Consoles generally tend to operate on equivalents that most closely match the PC’s medium preset, and once you start to push settings higher, the burden on graphics hardware rises significantly. Deploy the RTX 2080 Ti at ultra settings and you’re looking at an 80 per cent resolution scale (native 3072×1728) to get anything like a consistent 60 frames per second on a UHD display. I also noted some curious stuttering issues: frame-rate analysis of the video output can catch some alarmingly inconsistent frame refreshes, even though internal frame-rate counters suggest a locked 60ps. It’s almost as if rendered frames are being eaten, prevented from reaching the GPU video output. It’s a relatively rare occurrence – but frequent enough to prove annoying.

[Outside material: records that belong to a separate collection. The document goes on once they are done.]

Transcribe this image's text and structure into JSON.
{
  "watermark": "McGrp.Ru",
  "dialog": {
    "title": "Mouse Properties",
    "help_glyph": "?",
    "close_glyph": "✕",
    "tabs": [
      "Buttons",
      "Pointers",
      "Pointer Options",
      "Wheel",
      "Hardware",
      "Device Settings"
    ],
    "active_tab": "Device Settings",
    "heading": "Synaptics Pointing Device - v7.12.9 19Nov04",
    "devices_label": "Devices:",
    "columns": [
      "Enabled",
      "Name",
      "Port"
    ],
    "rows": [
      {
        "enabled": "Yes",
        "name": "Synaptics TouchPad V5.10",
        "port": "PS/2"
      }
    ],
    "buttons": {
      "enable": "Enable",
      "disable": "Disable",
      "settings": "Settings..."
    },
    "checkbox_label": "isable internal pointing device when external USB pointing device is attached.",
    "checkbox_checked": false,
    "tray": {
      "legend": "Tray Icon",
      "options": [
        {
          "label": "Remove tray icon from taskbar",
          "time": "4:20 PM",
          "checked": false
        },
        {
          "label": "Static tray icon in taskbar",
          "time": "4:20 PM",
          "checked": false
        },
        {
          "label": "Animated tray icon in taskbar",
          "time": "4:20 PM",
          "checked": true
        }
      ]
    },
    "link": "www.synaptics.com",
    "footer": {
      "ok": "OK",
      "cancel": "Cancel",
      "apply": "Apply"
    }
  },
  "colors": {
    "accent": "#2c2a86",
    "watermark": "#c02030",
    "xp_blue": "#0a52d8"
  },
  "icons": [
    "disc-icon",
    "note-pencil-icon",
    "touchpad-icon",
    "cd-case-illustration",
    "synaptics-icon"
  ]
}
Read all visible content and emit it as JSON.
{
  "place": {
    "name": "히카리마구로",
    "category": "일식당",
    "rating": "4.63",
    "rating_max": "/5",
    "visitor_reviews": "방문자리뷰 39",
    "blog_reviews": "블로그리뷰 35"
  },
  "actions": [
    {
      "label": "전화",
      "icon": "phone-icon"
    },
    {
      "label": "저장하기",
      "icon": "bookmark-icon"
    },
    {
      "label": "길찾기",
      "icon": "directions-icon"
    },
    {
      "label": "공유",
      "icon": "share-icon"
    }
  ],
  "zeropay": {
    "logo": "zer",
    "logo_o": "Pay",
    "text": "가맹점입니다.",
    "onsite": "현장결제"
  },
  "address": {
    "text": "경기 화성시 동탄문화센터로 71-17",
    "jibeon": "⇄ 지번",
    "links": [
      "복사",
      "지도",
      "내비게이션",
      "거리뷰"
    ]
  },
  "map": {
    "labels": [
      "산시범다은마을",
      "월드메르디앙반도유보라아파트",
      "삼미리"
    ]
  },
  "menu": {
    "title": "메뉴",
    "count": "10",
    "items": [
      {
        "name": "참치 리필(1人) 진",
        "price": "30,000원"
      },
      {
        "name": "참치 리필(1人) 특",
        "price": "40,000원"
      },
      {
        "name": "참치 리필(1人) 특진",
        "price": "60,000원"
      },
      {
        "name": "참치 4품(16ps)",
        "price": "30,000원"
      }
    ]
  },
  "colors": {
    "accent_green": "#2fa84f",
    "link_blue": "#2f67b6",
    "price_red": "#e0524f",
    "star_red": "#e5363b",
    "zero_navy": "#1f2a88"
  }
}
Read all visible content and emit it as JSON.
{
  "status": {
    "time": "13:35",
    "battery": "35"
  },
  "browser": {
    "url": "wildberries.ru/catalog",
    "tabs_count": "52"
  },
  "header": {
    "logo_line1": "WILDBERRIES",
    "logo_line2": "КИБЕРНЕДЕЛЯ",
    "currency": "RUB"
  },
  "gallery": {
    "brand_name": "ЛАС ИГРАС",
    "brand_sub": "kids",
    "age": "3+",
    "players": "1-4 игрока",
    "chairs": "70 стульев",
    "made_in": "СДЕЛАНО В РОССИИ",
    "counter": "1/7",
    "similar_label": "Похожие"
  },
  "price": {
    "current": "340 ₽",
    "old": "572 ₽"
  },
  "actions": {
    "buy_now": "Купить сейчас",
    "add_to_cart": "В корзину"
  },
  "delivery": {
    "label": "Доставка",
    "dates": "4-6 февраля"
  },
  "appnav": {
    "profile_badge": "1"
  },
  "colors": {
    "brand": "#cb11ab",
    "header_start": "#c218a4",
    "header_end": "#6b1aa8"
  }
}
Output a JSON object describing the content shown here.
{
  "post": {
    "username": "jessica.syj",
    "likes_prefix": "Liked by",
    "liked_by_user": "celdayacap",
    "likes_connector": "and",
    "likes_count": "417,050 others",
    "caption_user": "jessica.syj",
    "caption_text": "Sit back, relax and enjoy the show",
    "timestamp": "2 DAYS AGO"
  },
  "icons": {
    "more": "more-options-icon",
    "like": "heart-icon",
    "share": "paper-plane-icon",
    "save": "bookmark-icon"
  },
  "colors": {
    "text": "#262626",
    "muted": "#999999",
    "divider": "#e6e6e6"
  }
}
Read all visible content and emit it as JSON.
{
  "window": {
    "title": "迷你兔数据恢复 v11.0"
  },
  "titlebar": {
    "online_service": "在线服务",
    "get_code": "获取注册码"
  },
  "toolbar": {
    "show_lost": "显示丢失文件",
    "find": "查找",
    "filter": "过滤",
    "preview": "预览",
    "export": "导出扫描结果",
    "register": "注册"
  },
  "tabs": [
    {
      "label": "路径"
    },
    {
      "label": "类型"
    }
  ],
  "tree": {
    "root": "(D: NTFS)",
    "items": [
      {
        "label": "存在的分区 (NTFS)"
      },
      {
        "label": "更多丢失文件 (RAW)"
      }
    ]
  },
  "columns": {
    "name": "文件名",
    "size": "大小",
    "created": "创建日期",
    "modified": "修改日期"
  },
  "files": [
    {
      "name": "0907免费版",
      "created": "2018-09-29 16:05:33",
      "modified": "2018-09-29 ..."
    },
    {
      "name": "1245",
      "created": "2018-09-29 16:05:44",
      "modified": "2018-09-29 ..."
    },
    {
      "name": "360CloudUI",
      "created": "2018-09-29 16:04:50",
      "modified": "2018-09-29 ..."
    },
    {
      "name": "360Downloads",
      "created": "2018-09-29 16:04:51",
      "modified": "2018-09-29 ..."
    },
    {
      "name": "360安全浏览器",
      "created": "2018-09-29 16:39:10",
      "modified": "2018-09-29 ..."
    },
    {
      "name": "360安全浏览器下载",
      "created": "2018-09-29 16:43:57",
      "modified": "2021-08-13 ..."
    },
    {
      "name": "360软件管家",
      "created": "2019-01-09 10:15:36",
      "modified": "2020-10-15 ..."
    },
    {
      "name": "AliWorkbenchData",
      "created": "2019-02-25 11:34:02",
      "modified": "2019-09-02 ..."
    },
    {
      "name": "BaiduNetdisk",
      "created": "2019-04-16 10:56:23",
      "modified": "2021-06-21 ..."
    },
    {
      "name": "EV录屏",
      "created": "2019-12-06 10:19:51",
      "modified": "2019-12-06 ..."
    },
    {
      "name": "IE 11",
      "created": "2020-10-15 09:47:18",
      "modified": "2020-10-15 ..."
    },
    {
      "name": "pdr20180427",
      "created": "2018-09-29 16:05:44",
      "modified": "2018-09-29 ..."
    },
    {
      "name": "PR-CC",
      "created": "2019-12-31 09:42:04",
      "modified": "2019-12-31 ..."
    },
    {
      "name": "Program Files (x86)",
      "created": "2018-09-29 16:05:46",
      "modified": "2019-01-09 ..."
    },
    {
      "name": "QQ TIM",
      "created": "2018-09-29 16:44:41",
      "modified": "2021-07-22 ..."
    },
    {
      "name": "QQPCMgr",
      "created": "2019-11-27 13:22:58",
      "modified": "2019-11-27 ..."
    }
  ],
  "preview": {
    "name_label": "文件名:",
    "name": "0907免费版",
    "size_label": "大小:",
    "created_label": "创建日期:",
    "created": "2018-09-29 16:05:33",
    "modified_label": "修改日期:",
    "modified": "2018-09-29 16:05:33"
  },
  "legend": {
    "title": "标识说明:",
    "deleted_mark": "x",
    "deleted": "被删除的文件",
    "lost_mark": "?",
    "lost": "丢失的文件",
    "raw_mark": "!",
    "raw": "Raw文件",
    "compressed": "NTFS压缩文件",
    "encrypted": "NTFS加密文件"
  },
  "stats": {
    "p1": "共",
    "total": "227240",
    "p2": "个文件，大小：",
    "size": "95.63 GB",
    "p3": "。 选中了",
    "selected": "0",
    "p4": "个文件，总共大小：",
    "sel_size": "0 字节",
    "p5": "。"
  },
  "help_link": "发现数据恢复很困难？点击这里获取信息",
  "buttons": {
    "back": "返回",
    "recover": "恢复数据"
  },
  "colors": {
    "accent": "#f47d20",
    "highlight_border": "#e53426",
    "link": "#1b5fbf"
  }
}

Mid-range GPUs show expected scaling based upon Xbox One X and PlayStation 4 Pro performance. At 1080p ultra settings, AMD’s RX 580 and Nvidia’s GTX 1060 come nowhere close to 60fps and spend much of the time in the 40s, with drops into the 30s. Lowering visual quality to console-level medium does help pushing those numbers up closer to 60fps. Curiously, this is a game where the GTX 1060 delivers superior performance to the RX 580 in completely GPU-limited scenarios – something that hasn’t happened for some time in our PC performance workouts on the latest titles.
Wrapping up, I have to say that I really enjoyed A Plague Tale: Innocence and highly recommend that you check it out, especially on PC and the enhanced consoles. It’s a stunning game that manages to hold its own from a technological perspective up against some of the best triple-A fare. I’m hugely impressed at how close Asobo Studio’s engine competes to the absolute state-of-the-art tech delivered by some of the biggest names in the business – it’s really amazing work, and a genuine dark horse that may well be one of 2019’s best surprises. And with that in mind, I’m really looking forward to seeing what this studio does next.